By Sue Moore
The poetry speaks with volume: Foot-high black lettering on bright orange silt-fencing, facing motorists on W Avenue on the south side of the Mill.
It’s the work of Schoolcraft high school students with guidance from English Language Arts teacher Doug Martin and Peg Butler, an Oregon artist whose work often connects with social and ecological issues.
Butler spent two weeks in Vicksburg leading the “Mill Writes Project” in conjunction with Schoolcraft High’s spring term poetry class.
The six-week short course, Poetry and Music, took an interesting turn when the class visited the Mill in May to study its rebirth, renewal and regeneration. They learned about the use of poetic language from Martin, using words rich in meaning and connected to the mill renovation project.
There were 22 students in the elective class who wrote poems in as few words as possible while being able and willing to revise the wording the teams created. They were urged to look at poetic devices through music terms, according to Martin.
“I understand better what words mean to different things,” said Chance Evens, one of the students. “I will think more about words when reading and listening to music in the future.”
Butler’s idea for the Mill Writes Project grew out of a previous public art project called Orange Lining that she helped create along a seven-mile light-rail line in Portland.
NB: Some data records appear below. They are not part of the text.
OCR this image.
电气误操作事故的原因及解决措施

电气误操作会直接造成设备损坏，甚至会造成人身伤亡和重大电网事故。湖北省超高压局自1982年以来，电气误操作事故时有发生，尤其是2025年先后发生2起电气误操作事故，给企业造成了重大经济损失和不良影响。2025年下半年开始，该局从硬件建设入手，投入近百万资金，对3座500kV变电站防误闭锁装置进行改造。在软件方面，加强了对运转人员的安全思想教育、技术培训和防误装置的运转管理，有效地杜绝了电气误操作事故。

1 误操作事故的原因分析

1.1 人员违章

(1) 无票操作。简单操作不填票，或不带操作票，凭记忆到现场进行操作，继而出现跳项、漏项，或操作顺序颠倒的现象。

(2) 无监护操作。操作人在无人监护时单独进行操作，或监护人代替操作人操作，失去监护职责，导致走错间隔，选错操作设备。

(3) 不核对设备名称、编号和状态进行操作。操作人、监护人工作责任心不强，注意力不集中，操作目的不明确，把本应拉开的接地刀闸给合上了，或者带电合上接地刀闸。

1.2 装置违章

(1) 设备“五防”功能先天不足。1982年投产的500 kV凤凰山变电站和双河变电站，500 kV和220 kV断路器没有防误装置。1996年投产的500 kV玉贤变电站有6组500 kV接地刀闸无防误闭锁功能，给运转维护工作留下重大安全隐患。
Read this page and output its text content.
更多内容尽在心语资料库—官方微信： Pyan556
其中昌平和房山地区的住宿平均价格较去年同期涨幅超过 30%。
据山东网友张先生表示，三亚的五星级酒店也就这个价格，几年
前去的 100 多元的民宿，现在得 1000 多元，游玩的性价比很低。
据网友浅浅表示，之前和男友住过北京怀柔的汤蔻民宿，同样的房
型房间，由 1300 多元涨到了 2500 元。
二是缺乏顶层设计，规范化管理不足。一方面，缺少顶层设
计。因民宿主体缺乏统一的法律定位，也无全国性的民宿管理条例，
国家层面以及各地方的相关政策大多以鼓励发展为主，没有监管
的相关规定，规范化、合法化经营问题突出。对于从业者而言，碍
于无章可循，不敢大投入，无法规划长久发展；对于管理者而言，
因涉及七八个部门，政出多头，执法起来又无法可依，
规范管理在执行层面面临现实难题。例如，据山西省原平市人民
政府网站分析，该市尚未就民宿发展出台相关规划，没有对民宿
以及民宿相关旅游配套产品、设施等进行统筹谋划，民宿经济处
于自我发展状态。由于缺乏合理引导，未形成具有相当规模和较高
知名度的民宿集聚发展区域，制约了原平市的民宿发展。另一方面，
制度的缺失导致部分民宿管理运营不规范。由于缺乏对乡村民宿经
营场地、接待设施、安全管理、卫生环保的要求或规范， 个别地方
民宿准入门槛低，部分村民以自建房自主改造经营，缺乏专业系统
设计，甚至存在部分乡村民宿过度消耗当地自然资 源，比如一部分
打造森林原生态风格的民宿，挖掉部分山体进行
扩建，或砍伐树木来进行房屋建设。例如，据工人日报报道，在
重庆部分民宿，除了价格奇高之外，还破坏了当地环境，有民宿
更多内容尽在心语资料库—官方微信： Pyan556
On field trip day to the Mill, students learned about the past, present and future of the Mill site. Lisa Phillips, an environmental scientist, talked about the contamination that remains from the industrial processes and the techniques being used to clean up the site. Jackie Koney talked about the redevelopment of the Mill site to be a thriving complex of businesses and activities that will include a brewery, event center, hotel, walking trails and wildlife habitat.
Students collected words, ideas and images during the Mill visit, and over the course of a week honed their thoughts into short poems. Twenty-eight poems were then painted onto silt fencing, some signs stretching as long as a hundred feet. They will be installed along the south fence at the Mill on a rotating basis. For the weekend of the Old Car Festival in Vicksburg, all of the poems that were not yet installed at the Mill were displayed inside the vacant pharmacy building in the Village to create an engaging spectacle, activate the pharmacy space and inform about the Mill Writes Project.